Finances of gardening
Gardening, like most hobbies, can be very costly, or very thrifty, depending on how you go about it. At its core, gardening is cheap, even profitable. Technically, all you need to make an effort at gardening is seeds, sun and soil. The sun and soil come free, and seeds are pretty easy to come by.
This aspect of gardening (that, and the fact that we have an American tradition of supplementing our food supply from our backyard) has made it an immensely popular past time. But any widespread activity that is essentially free is an opportunity for the business-minded to make a quick buck.
Enter a whole raft of products, from the useful to the useless, from the cheap to the exorbitant. Chemical forms of pest control are one famous example-- post WWII, the factories producing chemicals for warfare needed somewhere else to sell their poison, and they found that somewhere else in the American farm.
But there are also the composting systems,the tilling systems, the irrigation systems, the fertilizing systems, the weeding systems, not to mention an increasingly expensive "new and improved" version of the plants themselves.
I was a little concerned when I started the garden that I would be forced into buying lot of stuff. I went into my gardening effort with a mini-greenhouse, some herb seeds, and two bags of potting soil, which Kim bought for me on Christmas 2006.
My first purchase was a $4 shovel from Walmart. This was my sole gardening tool until late June of this year.
I did blow quite a bit of money on seeds and seedlings at local outlets. I would estimate a total of maybe $30 went to these items over the course of 2 months.
In June, Kim set aside a little gardening money for me, and I went big-- an extra hose, so I didn't have to bucket brigade my watering efforts, a multi-functional hose spray attachment, a spade, a handheld tiller, and a small handheld weeder. I also got my first non-compost plant food, an organic mineral mix. This set me back another $35 or so.
Just yesterday, Kim and I went yard saling, and an aggressive saleswoman pushed a box of gardening supplies on me for four dollars. I'm glad she did, as I now have some Perlite, peat moss, a soil testing kit, a very nice handheld weeder, a plant feeder from Miracle Gro (the kind that allows you to mix your dry additives with water from the hose), and a bunch of pots of various sizes.

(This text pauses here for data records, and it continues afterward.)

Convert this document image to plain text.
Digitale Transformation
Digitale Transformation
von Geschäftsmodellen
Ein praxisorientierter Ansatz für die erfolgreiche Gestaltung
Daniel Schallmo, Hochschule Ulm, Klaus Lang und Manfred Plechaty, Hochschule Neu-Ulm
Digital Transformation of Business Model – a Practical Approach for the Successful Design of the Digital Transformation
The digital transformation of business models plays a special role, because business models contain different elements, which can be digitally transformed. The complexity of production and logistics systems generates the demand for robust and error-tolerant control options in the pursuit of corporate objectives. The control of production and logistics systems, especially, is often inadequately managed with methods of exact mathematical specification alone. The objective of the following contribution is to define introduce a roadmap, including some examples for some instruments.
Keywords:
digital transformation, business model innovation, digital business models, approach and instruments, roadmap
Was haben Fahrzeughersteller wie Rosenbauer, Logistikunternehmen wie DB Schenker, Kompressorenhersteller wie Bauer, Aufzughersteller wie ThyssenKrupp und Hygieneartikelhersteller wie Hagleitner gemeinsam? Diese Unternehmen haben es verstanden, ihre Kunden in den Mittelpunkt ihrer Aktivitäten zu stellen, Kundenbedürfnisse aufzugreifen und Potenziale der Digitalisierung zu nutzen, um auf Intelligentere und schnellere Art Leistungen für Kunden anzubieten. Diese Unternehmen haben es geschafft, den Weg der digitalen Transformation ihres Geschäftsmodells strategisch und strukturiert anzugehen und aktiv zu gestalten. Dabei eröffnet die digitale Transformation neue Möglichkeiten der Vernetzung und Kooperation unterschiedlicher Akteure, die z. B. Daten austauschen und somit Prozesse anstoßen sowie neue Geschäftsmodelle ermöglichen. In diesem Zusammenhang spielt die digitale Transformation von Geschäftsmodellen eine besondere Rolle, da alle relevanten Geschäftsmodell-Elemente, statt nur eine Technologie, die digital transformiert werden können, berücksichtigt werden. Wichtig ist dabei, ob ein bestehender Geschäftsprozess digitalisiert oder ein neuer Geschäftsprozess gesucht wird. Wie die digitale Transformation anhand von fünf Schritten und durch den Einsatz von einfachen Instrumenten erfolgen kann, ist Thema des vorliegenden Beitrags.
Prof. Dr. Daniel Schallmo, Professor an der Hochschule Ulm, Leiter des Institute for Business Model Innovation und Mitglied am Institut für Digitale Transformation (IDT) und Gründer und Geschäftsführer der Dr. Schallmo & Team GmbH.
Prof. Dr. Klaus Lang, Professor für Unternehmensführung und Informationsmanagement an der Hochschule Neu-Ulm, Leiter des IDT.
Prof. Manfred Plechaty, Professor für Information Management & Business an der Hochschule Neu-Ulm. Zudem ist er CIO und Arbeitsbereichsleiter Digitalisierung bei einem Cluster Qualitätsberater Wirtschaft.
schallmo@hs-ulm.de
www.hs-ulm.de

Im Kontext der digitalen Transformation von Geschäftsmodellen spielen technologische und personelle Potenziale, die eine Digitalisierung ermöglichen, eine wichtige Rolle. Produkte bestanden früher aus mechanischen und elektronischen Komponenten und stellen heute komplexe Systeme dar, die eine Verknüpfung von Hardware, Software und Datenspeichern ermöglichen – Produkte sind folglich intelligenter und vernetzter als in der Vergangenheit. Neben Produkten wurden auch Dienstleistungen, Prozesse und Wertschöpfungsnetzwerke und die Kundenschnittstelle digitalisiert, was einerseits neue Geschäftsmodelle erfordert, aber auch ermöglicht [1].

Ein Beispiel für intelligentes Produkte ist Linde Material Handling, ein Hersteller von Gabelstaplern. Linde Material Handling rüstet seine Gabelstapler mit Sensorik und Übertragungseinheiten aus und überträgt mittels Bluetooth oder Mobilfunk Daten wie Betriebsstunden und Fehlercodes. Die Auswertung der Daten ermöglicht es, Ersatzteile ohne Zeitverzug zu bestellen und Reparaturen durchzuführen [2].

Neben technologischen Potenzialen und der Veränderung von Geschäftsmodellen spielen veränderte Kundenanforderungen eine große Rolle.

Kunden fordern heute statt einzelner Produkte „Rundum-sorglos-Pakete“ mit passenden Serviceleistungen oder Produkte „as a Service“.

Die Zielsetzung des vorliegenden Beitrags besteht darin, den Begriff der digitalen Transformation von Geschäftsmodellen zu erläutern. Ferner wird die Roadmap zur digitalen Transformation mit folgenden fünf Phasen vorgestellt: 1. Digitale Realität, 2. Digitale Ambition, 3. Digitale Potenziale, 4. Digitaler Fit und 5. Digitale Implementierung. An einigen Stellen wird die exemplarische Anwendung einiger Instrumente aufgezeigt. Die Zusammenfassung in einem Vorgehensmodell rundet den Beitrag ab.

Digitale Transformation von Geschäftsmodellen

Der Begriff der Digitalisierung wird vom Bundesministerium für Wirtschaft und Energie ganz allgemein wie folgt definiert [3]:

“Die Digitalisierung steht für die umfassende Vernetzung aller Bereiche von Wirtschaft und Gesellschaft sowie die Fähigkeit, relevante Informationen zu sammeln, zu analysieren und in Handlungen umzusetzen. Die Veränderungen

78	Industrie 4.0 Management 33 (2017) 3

This illustrates the fact that, if you bide your time and keep your eyes open, you can scoop up supplies for next to nothing.
So, my total cost is $73, one year in. I'm not sure whether I'll get $73 worth of food out of the ground this year, but I've already gotten enough to bring that number down somewhat. And of course, if you factor in all of the other benefits I've gotten from gardening, it's been a slam-dunk profit maker.
If you're the kind of person who likes to have all the latest toys and gadgets, you can make gardening as expensive an activity as you'd like. But if you're looking for a rewarding, healthy, and enjoyable way to spend your free time, there's no cheaper alternative than sticking some seeds in the ground and seeing what happens.